In the English dictionary, meekness is being described as “submissive, easily imposed on.” This is far from strength, and a state I would hardly feel proud to be described as.
Yet, a significant leader in the Bible, Moses, was described as the “meekest man in all the earth (Numbers 12:3). He was not weak. Instead, he was one who had lived a life of complete submission to God Himself, someone who could put himself aside to follow God’s direction instead of his own to lead.
If THAT is true meekness, then I want to be meek, too.
I began to see how true strength is not in how assertive or brash one can be, but having the wisdom to wield its power when needed, and to show restraint when not.
In that occasion, I believe I had asserted the strength that was necessary, that was called for, at the right time for the right reason. It was also right, to show restraint.
Less than a month had passed when I was alerted by a friend that a well-known professor being interviewed on a public platform had quoted “Cliff and Wai Jia” in an anecdote he shared in an interview, and sent the link of the video clip to us.
I thought I would be flattered, since it was someone I had known and admired for years.
Instead, I felt the same scathing feeling I did before, as a hot flush rose up my cheeks.
In an interview about vaccines and its side effects, he had shared the anecdote of Cliff and I going to Uganda against medical advice, as Cliff was unable to take the mandatory yellow fever vaccine due to his immunocompromised state.
I watched that part of the video clip over and over, frozen in shock. From the way we were described, it was as if we were brazen risktakers, overzealous religious people who did not know how to measure risk.
The truth was- that the circumstances of the situation were not taken lightly. We had grappled with the risks. I had suffered panic attacks in the night wrestling with God about the decision. I had gone to an Infectious Disease specialist hoping to get a firm “no” as an answer, only to have her unexpectedly give Cliff a waiver letter, with the assurance that she herself was a world-renown expert on the World Health Organization yellow fever vaccine guidelines. We had prayed about it, asked God to show us, and He made His way known, even when our human understanding failed to comprehend. The decision was made under unusual circumstances, with much difficulty, and without fully explaining the context of how and why it happened, I felt it did not convey the actuality of the situation.
I wrote to the professor to explain my discomfort around his sharing, as it could easily be taken out of context, misconstrued. I shared that I did not appreciate it, given my current role as a public health professional who works hard to ensure vaccination messages are well received.
With great grace, he apologized, much to my relief and deep gratitude.
It was then that 2 Corinthians 12:10 came to life for me:
“For the sake of Christ, then, I am content with weaknesses, insults, hardships, persecutions, and calamities. For when I am weak, then I am strong.”
It suddenly became real to me, that to do what is right, to make a stand for what we believe in, to follow God’s call, is to attract reproach. And this reproach, is exactly what the Apostle Paul was telling us to exult in.

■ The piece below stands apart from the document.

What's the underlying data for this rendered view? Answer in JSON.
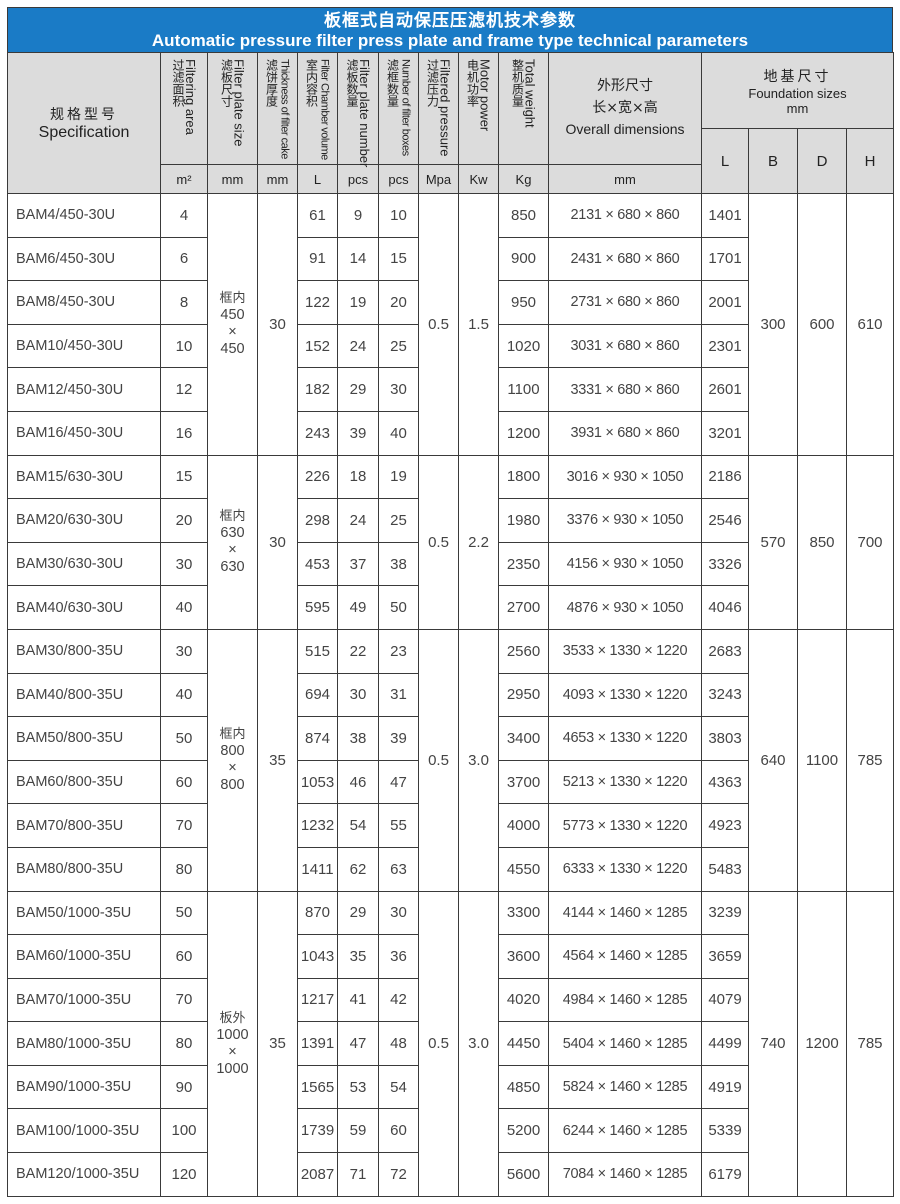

I read the trolls I had received online for writing my commentary. I shuddered at the public health professionals who might have listened into the professor’s anecdote about us and who had shaken their heads at our folly.

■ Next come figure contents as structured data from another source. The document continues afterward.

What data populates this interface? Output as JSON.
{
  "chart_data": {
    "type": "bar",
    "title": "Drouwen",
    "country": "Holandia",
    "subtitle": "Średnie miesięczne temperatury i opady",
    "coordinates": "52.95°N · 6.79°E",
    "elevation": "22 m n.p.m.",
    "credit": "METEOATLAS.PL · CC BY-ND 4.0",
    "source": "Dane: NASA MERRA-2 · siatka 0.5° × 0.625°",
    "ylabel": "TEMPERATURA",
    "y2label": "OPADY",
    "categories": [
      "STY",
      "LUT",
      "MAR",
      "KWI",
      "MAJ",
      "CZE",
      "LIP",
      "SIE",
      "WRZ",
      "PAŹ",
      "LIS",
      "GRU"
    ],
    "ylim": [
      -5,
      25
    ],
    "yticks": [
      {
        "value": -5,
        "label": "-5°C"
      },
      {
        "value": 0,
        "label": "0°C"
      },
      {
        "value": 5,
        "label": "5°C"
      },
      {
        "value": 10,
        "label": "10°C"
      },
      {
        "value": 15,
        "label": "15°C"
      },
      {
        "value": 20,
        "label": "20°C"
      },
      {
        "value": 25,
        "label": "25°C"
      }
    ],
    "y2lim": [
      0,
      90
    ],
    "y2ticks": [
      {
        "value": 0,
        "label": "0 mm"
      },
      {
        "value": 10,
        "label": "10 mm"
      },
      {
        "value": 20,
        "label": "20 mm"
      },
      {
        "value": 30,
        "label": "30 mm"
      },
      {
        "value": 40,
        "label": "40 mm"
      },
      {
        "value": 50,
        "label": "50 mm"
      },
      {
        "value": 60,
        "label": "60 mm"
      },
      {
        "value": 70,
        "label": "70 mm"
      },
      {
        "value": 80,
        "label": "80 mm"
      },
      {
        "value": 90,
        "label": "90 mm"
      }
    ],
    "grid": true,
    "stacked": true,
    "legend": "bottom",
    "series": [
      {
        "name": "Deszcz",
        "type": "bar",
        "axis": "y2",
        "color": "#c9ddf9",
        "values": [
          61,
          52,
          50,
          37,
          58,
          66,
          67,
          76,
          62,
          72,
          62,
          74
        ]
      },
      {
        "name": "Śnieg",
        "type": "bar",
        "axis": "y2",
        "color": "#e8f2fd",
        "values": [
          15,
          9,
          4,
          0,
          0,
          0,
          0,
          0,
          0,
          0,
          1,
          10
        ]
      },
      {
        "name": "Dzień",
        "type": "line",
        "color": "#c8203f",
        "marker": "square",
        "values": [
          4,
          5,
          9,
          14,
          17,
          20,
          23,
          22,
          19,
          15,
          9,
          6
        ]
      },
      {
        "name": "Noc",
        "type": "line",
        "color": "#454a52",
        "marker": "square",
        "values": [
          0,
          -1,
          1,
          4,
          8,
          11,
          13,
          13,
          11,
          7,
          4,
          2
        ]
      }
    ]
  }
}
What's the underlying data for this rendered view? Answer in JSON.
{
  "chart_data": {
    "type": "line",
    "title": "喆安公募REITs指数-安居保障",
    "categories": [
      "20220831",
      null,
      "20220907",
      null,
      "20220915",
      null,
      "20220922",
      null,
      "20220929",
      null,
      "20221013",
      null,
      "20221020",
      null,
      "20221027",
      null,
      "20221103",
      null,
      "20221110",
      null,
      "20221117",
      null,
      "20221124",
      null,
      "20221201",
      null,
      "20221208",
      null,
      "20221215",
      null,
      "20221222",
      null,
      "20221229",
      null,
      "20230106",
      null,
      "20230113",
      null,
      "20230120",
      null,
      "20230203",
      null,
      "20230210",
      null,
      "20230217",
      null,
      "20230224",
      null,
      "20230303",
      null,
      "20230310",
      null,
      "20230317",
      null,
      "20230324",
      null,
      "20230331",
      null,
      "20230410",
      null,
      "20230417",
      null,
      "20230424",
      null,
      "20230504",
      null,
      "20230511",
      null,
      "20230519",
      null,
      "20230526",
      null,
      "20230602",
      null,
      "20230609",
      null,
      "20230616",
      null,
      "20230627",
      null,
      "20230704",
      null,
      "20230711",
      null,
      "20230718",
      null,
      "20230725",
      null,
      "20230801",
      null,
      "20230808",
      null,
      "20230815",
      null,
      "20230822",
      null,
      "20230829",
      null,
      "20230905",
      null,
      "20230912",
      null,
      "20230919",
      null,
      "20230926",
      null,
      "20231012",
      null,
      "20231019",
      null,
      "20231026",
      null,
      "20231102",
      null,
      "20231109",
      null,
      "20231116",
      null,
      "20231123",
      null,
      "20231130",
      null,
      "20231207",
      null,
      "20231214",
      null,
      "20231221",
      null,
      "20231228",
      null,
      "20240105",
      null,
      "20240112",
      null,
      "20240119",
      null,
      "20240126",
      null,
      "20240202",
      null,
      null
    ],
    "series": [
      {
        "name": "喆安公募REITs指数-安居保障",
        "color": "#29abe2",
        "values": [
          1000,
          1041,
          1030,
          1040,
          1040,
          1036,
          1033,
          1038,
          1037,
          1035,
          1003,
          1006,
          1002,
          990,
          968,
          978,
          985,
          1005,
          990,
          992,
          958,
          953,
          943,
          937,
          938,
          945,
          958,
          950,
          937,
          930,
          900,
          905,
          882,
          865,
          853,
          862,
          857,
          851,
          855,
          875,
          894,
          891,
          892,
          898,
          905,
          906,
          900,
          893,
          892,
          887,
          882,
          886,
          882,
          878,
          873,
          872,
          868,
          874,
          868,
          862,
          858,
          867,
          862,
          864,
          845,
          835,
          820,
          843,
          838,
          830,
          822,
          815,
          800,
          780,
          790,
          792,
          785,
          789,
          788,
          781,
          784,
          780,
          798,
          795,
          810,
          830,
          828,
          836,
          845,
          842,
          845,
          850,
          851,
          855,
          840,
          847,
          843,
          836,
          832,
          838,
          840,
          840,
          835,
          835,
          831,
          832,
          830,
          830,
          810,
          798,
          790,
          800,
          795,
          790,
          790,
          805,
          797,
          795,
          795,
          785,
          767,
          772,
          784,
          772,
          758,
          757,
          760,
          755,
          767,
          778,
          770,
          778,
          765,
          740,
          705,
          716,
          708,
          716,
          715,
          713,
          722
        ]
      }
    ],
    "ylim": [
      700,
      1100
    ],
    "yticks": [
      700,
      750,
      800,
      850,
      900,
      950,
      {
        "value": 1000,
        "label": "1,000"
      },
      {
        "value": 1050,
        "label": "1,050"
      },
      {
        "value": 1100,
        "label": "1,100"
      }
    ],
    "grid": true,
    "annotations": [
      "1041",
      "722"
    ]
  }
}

But I conclude that if this is what it means to act from our personal convictions, that this is the cost we must be willing to bear.
When Jesus did right, he was mocked. When He spoke truth, He was vilified.
This is the cross, and this is how it looks like.
If there is one thing I hope my children will learn, it is that it takes great inner vigor to do what is right, to stand for one’s convictions boldly, and yet, be able turn the other cheek when needed.
That is true meekness, and true strength.